We will use a modified version of the coloring code when passing an entire dictionary.


In [20]:
def color_words_dict(model, dictionary):
    import matplotlib.pyplot as plt
    import matplotlib.patches as patches

    word_topics = []
    for word_id in dictionary:
        word = str(dictionary[word_id])
        # get_term_topics returns static topics, as mentioned before
        probs = model.get_term_topics(word)
        # we are creating word_topics which is similar to the one created by get_document_topics
        try:
            if probs[0][1] >= probs[1][1]:
                word_topics.append((word_id, [0, 1]))
            else:
                word_topics.append((word_id, [1, 0]))
        # this in the case only one topic is returned
        except IndexError:
            word_topics.append((word_id, [probs[0][0]]))
            
    # color-topic matching
    topic_colors = { 1:'red', 0:'blue'}
    
    # set up fig to plot
    fig = plt.figure()
    ax = fig.add_axes([0,0,1,1])

    # a sort of hack to make sure the words are well spaced out.
    word_pos = 1/len(doc)
         
    # use matplotlib to plot words
    for word, topics in word_topics:
        ax.text(word_pos, 0.8, model.id2word[word],
                horizontalalignment='center',
                verticalalignment='center',
                fontsize=20, color=topic_colors[topics[0]],  # choose just the most likely topic
                transform=ax.transAxes)
        word_pos += 0.2 # to move the word for the next iter

    ax.set_axis_off()
    plt.show()

In [21]:
color_words_dict(model, dictionary)


As we can see, the red words are to do with finance, and the blue ones are to do with water.
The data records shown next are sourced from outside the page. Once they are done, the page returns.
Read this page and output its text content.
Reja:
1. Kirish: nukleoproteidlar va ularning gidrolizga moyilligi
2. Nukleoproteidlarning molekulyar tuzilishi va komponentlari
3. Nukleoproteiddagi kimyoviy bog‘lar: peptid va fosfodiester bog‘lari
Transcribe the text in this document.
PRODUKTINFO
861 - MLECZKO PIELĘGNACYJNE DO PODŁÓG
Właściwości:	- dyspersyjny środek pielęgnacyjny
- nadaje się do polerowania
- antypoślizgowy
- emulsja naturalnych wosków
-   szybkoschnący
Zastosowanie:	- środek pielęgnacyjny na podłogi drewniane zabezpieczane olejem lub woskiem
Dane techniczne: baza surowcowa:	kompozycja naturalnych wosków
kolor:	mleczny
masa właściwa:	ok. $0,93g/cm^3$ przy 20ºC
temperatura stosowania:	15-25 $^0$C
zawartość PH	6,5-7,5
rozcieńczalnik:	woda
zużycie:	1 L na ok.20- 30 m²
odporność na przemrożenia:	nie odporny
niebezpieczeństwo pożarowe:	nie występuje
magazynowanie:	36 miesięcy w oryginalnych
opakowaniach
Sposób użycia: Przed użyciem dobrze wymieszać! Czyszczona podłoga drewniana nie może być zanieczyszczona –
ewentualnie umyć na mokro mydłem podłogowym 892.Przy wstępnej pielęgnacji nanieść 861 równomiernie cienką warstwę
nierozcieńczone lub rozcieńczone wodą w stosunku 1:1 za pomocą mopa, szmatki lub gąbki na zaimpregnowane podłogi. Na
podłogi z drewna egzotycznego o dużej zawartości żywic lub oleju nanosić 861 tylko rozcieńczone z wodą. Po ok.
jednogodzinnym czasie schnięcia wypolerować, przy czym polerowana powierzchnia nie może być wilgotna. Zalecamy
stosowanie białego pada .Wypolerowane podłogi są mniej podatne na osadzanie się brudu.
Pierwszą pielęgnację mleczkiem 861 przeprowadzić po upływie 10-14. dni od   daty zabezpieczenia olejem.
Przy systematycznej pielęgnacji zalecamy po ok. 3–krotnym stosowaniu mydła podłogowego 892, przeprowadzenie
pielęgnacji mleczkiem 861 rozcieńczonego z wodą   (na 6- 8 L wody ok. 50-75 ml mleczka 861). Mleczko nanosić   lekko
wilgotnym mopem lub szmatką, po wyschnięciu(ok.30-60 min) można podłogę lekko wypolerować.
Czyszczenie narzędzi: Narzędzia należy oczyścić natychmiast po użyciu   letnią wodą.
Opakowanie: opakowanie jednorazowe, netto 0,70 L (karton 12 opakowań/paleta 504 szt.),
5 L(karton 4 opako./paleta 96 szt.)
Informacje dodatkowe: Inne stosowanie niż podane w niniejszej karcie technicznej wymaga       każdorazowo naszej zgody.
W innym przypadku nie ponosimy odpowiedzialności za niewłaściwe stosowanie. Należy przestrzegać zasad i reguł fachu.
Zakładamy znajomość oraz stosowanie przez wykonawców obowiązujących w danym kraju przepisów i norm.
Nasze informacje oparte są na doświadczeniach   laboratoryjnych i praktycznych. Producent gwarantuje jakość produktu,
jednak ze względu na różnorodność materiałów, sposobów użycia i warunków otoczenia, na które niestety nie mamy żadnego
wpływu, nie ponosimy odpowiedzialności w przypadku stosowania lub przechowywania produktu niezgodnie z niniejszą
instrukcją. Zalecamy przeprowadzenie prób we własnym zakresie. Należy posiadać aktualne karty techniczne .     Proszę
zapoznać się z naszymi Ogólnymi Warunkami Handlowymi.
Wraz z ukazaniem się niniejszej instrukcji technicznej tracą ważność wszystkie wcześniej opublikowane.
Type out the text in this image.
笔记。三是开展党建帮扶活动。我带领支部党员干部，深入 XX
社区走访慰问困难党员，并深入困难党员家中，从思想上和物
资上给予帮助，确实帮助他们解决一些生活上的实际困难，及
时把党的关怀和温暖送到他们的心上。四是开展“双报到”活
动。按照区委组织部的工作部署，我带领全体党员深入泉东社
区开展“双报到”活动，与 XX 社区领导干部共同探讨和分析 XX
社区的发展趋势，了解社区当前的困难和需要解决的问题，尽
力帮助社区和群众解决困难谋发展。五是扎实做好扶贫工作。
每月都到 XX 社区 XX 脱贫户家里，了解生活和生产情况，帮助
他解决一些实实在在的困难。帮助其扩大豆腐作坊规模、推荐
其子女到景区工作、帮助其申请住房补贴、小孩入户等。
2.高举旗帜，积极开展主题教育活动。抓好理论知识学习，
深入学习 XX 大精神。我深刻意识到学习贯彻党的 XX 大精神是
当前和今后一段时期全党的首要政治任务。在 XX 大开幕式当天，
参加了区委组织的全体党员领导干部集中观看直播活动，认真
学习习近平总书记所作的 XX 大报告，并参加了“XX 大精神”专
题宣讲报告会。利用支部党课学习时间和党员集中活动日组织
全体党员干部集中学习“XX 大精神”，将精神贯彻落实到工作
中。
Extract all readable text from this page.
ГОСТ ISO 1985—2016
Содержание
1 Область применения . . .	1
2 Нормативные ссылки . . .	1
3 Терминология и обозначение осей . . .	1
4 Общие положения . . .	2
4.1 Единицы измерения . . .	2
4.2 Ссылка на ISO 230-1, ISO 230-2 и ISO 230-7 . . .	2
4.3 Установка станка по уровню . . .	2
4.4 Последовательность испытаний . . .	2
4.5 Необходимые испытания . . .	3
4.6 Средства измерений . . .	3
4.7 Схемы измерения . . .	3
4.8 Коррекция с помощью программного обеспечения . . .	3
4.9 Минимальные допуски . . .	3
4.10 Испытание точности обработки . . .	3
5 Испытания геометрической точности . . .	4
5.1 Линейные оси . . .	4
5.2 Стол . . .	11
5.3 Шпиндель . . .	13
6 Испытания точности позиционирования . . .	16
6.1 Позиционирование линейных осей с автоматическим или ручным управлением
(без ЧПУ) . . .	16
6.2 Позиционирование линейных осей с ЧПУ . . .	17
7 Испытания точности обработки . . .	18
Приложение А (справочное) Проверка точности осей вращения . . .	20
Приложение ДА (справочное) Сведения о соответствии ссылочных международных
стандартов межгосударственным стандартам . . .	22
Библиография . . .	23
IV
You can also notice that some words, like mud, shore and borrow seem to be incorrectly colored - however, they are correctly colored according to the LDA model used for coloring. A small corpus means that the LDA algorithm might not assign 'ideal' topic proportions to each word. Fine tuning the model and having a larger corpus would improve the model, and improve the results of the word coloring.